|Theory and Computation for Understanding the Li-air Battery|
|William A. Shelton, Pacific Northwest National Laboratory|
|Associate Director of Computing, Environmental Molecular Sciences Laboratory|
|Tureaud Hall 206
October 11, 2012 - 01:30 pm
With increasing emphasis on vehicle electrification and on distributed energy generation from renewable resources, the Li-air battery has attracted substantial research interest due to its high specific energy of 12 kWh/kg of Li whereas state-of-the-art Li-ion rechargeable batteries have theoretical specific energies around 0.16 kWh/kg of battery. Realistic estimates of the energy storage capacity that include battery components reduce this amount to ~1.7kWh/kg of battery, which is equivalent to gasoline. A serious challenge with Li-Air batteries is the sizable overpotential and sluggish rates associated with the oxygen reduction reaction by (Li-ORR) at the carbon cathode. A possible solution is to use electrocatalysts to reduce the overpotential and enhance the reaction rates, as is practiced for hydrogen fuel cells, which operate on oxygen reduction reaction by hydrogen (H-ORR). In this presentation I will go over some of the experimental findings along with simulated results where we find the trends for the intrinsic activity of Au, Ag, Pt, Pd, Ir, and Ru for the Li- ORR with respect to the adsorption of energy of oxygen.
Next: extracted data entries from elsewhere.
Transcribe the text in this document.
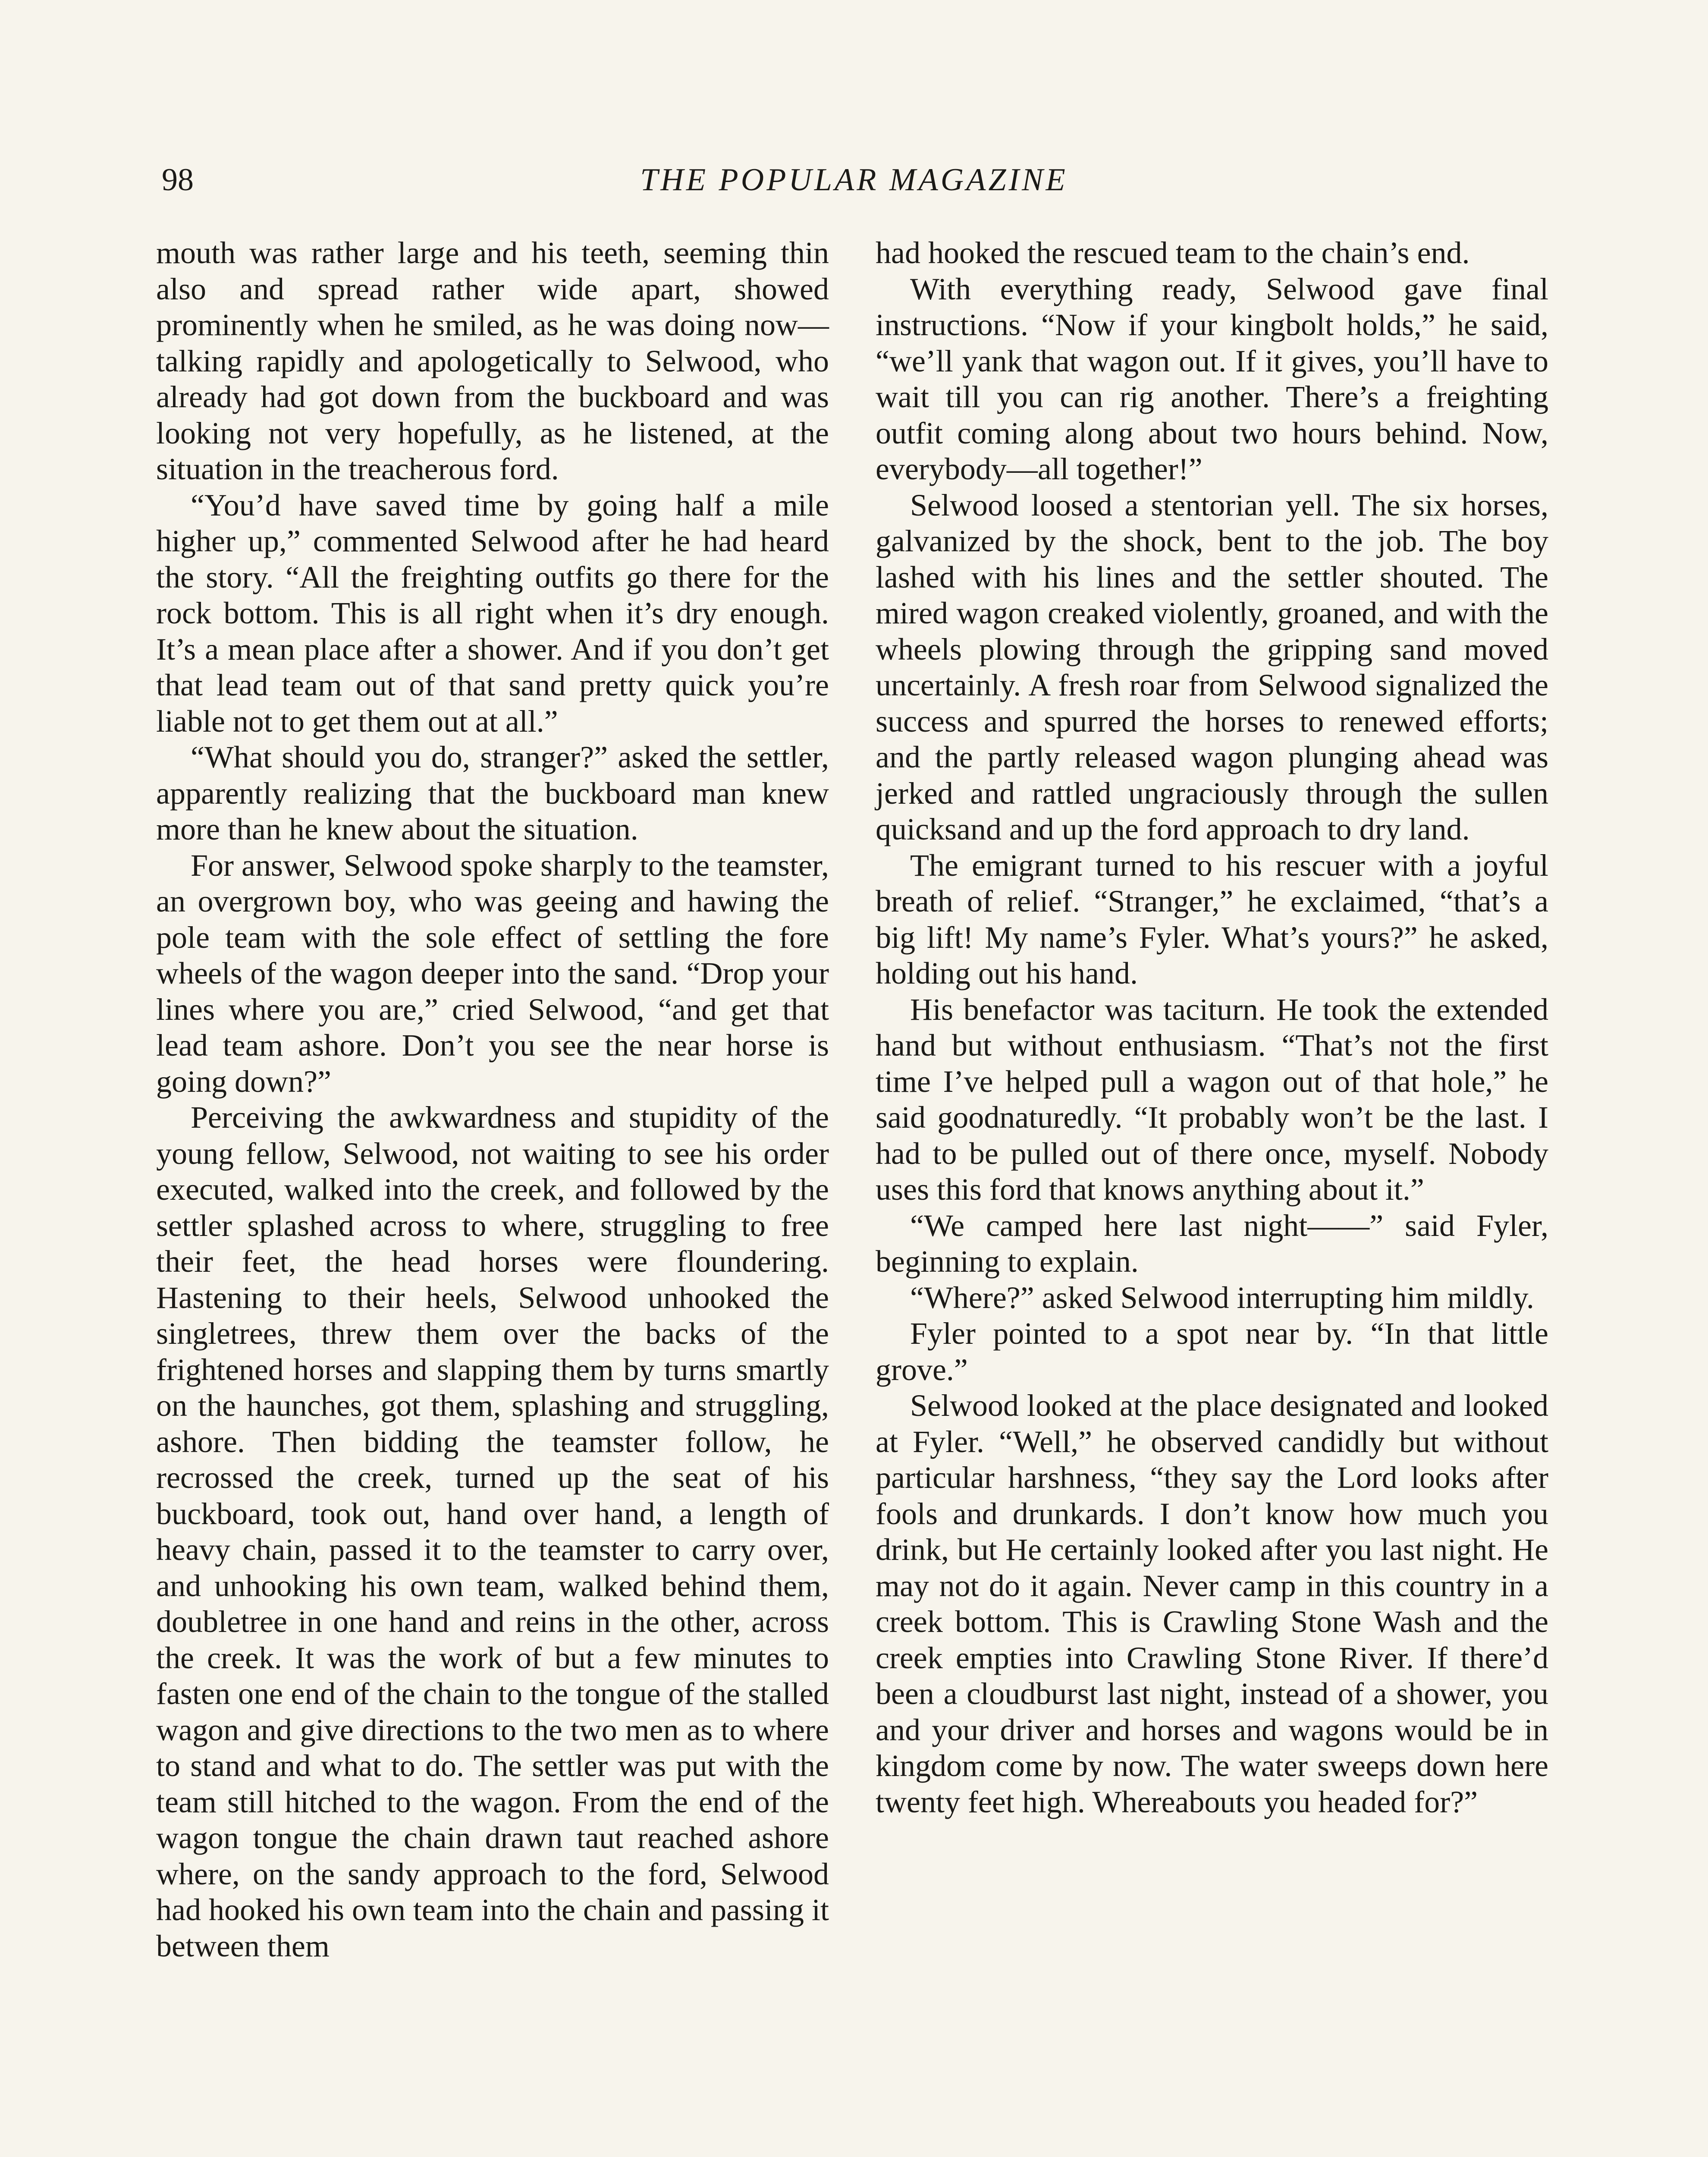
98	THE POPULAR MAGAZINE

mouth was rather large and his teeth, seeming thin also and spread rather wide apart, showed prominently when he smiled, as he was doing now—talking rapidly and apologetically to Selwood, who already had got down from the buckboard and was looking not very hopefully, as he listened, at the situation in the treacherous ford.

“You’d have saved time by going half a mile higher up,” commented Selwood after he had heard the story. “All the freighting outfits go there for the rock bottom. This is all right when it’s dry enough. It’s a mean place after a shower. And if you don’t get that lead team out of that sand pretty quick you’re liable not to get them out at all.”

“What should you do, stranger?” asked the settler, apparently realizing that the buckboard man knew more than he knew about the situation.

For answer, Selwood spoke sharply to the teamster, an overgrown boy, who was geeing and hawing the pole team with the sole effect of settling the fore wheels of the wagon deeper into the sand. “Drop your lines where you are,” cried Selwood, “and get that lead team ashore. Don’t you see the near horse is going down?”

Perceiving the awkwardness and stupidity of the young fellow, Selwood, not waiting to see his order executed, walked into the creek, and followed by the settler splashed across to where, struggling to free their feet, the head horses were floundering. Hastening to their heels, Selwood unhooked the singletrees, threw them over the backs of the frightened horses and slapping them by turns smartly on the haunches, got them, splashing and struggling, ashore. Then bidding the teamster follow, he recrossed the creek, turned up the seat of his buckboard, took out, hand over hand, a length of heavy chain, passed it to the teamster to carry over, and unhooking his own team, walked behind them, doubletree in one hand and reins in the other, across the creek. It was the work of but a few minutes to fasten one end of the chain to the tongue of the stalled wagon and give directions to the two men as to where to stand and what to do. The settler was put with the team still hitched to the wagon. From the end of the wagon tongue the chain drawn taut reached ashore where, on the sandy approach to the ford, Selwood had hooked his own team into the chain and passing it between them

had hooked the rescued team to the chain’s end.

With everything ready, Selwood gave final instructions. “Now if your kingbolt holds,” he said, “we’ll yank that wagon out. If it gives, you’ll have to wait till you can rig another. There’s a freighting outfit coming along about two hours behind. Now, everybody—all together!”

Selwood loosed a stentorian yell. The six horses, galvanized by the shock, bent to the job. The boy lashed with his lines and the settler shouted. The mired wagon creaked violently, groaned, and with the wheels plowing through the gripping sand moved uncertainly. A fresh roar from Selwood signalized the success and spurred the horses to renewed efforts; and the partly released wagon plunging ahead was jerked and rattled ungraciously through the sullen quicksand and up the ford approach to dry land.

The emigrant turned to his rescuer with a joyful breath of relief. “Stranger,” he exclaimed, “that’s a big lift! My name’s Fyler. What’s yours?” he asked, holding out his hand.

His benefactor was taciturn. He took the extended hand but without enthusiasm. “That’s not the first time I’ve helped pull a wagon out of that hole,” he said goodnaturedly. “It probably won’t be the last. I had to be pulled out of there once, myself. Nobody uses this ford that knows anything about it.”

“We camped here last night——” said Fyler, beginning to explain.

“Where?” asked Selwood interrupting him mildly.

Fyler pointed to a spot near by. “In that little grove.”

Selwood looked at the place designated and looked at Fyler. “Well,” he observed candidly but without particular harshness, “they say the Lord looks after fools and drunkards. I don’t know how much you drink, but He certainly looked after you last night. He may not do it again. Never camp in this country in a creek bottom. This is Crawling Stone Wash and the creek empties into Crawling Stone River. If there’d been a cloudburst last night, instead of a shower, you and your driver and horses and wagons would be in kingdom come by now. The water sweeps down here twenty feet high. Whereabouts you headed for?”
Dr. Shelton is currently the Associate Director of EMSL—the Environmental Molecular Sciences Laboratory at Pacific Northwest National Laboratory. His primary responsibility is to lead integration experimental capabilities with computation including both numerical and data intensive computing. He received his Ph.D. in 1989 in theoretical condensed matter physics from the University of Cincinnati. Following his Ph.D. he was a National Academy of Sciences/National Research Council Postdoctoral fellow in the Complex Systems Theory Group at the Naval Research Laboratory. He then joined Oak Ridge National Laboratory as a staff scientist in 1992. Dr. Shelton was a group leader of the Computational Condensed Matter Physics group until 2001 and a Distinguished Senior Research Staff member of the Computational Chemical Sciences group prior to coming to EMSL in September 2010. The main body of his work is in the general area of disorder systems, alloy theory and surface science where he has worked on incorporating magnetic and chemical disorder including point defects, such as vacancies and antisites in both materials and chemistry.